Chandhok calls for ‘natural penalties’

Karun Chandhok calls for 'natural penalties'

Karun Chandhok calls for 'natural penalties'

Former F1 driver turned pundit Karun Chandhok believes Formula 1 should look at “natural penalties” whereby it is the track, not the stewards, that penalise mistakes.

Formula 1’s penalty system has come in for some stick in recent years due to controversial decisions from the stewards as well as a lack of consistency.

In 2017 such a call cost Max Verstappen at the United States Grand Prix.

The Red Bull driver crossed the line in third place only to be hit with a five-second time penalty for leaving the track and gaining an advantage.

Kimi Raikkonen was elevated to third.

Last year Verstappen was again in the thick of it, battling Sebastian Vettel at the Japanese Grand Prix.

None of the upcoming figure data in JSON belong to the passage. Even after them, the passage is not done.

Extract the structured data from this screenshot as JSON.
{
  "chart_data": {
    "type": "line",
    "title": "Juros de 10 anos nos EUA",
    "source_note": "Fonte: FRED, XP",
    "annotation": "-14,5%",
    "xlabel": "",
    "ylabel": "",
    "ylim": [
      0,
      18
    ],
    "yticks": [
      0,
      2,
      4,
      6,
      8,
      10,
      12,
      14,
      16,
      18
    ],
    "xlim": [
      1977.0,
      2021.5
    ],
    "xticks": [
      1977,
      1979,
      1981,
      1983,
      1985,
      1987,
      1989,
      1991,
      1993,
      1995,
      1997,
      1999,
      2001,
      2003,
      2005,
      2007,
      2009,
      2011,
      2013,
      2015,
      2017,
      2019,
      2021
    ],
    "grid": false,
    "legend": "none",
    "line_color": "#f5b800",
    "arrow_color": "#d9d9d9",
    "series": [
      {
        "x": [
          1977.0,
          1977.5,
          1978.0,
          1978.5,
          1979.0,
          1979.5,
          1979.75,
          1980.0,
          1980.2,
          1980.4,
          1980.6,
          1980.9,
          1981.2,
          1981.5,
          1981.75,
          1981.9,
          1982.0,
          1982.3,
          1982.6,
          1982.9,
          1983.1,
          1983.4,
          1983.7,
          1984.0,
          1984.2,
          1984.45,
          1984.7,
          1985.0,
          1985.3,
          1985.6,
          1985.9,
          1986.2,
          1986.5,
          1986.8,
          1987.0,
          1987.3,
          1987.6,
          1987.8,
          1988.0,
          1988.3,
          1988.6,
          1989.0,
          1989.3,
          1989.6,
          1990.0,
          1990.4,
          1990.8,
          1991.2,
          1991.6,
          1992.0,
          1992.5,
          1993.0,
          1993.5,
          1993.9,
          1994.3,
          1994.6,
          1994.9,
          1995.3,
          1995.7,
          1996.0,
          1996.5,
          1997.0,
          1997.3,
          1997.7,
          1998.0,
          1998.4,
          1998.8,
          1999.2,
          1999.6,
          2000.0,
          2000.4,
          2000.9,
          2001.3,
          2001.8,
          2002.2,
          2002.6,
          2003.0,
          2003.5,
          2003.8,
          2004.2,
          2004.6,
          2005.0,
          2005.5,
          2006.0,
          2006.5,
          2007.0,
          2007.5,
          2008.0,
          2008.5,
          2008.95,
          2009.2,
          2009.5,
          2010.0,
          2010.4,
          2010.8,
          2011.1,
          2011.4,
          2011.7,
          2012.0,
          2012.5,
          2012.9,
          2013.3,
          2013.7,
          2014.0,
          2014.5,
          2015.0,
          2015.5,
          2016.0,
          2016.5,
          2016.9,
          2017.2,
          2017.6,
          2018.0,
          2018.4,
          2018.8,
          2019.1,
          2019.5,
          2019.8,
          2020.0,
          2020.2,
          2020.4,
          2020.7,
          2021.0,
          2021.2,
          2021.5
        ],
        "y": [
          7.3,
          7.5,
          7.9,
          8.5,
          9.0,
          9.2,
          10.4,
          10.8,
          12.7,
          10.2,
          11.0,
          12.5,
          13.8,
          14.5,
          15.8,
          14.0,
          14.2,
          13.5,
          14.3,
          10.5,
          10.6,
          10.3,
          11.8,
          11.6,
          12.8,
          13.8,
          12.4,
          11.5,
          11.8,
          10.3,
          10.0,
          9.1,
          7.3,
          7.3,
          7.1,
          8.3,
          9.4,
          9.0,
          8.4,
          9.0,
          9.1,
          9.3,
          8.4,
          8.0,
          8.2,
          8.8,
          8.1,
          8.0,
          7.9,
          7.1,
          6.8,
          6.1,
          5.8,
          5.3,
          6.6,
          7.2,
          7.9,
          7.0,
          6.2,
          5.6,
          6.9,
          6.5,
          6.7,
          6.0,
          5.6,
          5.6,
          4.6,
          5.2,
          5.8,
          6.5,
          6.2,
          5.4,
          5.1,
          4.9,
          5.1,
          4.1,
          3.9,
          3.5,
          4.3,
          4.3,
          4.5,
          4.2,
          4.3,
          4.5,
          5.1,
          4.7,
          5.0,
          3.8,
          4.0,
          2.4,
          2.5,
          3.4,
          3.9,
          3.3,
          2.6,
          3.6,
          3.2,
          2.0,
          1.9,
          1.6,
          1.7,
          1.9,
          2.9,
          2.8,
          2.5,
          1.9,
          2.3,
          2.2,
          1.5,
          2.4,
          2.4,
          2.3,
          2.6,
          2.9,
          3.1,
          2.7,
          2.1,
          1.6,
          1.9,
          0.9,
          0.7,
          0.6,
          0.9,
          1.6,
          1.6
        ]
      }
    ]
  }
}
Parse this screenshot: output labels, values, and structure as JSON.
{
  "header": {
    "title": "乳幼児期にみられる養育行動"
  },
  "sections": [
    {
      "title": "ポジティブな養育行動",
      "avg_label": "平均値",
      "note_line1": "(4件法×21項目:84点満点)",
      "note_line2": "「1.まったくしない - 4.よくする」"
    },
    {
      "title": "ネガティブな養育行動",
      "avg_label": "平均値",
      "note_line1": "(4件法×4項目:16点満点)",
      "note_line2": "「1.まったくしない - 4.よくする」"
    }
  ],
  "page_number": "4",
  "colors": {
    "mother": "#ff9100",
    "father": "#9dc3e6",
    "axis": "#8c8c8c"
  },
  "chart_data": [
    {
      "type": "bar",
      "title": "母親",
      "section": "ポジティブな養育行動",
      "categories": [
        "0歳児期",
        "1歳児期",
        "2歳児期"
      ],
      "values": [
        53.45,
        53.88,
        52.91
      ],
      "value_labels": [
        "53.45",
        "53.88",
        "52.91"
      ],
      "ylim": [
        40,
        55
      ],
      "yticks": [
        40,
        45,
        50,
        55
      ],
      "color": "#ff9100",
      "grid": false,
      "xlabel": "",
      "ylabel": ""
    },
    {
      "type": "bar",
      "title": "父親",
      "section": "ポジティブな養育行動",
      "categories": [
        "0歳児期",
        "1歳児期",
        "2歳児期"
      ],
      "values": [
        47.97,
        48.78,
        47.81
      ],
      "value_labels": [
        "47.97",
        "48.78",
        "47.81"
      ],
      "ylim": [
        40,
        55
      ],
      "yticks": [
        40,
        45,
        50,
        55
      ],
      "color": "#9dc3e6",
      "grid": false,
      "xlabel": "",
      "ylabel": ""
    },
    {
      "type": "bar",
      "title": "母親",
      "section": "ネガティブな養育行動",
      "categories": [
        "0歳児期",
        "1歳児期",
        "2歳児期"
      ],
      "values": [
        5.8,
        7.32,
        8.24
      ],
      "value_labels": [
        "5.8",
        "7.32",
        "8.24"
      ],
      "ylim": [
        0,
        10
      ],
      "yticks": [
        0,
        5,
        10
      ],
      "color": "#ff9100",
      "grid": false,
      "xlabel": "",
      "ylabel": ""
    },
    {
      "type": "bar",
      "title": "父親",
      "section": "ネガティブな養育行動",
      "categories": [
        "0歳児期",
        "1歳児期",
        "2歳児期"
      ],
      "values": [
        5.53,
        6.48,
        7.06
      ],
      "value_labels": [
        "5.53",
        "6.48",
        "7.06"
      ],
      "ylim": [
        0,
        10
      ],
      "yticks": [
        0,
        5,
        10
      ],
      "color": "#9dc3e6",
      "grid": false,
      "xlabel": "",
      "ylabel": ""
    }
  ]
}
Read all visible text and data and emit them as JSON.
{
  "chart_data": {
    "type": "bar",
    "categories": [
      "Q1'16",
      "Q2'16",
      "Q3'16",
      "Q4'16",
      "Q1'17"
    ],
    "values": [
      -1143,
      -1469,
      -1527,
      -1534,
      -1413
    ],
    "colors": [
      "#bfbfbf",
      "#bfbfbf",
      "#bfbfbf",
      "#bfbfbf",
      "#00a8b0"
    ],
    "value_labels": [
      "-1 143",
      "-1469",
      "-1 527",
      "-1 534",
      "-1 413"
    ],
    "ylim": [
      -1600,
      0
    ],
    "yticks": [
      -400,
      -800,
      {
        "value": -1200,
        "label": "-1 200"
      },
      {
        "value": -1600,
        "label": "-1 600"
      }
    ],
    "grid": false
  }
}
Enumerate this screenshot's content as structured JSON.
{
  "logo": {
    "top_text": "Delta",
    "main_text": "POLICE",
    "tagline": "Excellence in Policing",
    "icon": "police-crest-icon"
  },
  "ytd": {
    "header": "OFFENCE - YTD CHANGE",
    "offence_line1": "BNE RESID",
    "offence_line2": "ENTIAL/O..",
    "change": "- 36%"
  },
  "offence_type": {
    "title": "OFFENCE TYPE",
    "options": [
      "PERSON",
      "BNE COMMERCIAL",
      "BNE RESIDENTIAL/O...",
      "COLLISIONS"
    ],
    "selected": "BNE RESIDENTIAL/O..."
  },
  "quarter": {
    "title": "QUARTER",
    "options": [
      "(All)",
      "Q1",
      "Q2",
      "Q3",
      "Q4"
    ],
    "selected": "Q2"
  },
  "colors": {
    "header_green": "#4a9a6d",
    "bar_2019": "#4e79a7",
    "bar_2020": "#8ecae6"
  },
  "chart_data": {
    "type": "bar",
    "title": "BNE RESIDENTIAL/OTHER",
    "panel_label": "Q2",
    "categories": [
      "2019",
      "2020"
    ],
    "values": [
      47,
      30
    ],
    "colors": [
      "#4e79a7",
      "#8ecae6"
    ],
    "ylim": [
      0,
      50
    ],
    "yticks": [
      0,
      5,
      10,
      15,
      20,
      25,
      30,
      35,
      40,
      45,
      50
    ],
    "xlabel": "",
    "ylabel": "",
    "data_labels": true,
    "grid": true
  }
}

Contact between the two, largely billed as Verstappen’s fault, saw the Dutchman lose a mere half a second.

Chandhok wants F1 to look into ways whereby the track penalises the drivers for their mistakes.

“Look at Suzuka when Seb and Max hit each other, Max lost 0.5s by running way off at Spoon curve and coming back on – that’s just wrong,” he said at the Autosport International show.

“When drivers go off track they should be penalised and there should be a natural penalty. I want races decided on the race track, I don’t want it decided in the steward’s room.

“I don’t want a situation like Austin with Max and Kimi, it’s discussed in the stewards, you see the chequered flag and somebody finishes third but then another bloke is on the podium.

“It’s just messy and complicated and the stewards shouldn’t have to get involved in that, that sort of stuff should just be decided on track. I think that’s what racing should be.”

That, though, is not the former F1 driver’s only complaint.

“It’s also inconsistent. For everyone looking on TV, you go ‘hang on, at Turn 9 they are allowed to go way off track, way beyond the white line, yet if they do it at Turn 19 they get their lap time taken away’.

“So how does that work? How is it OK at one corner and not another?”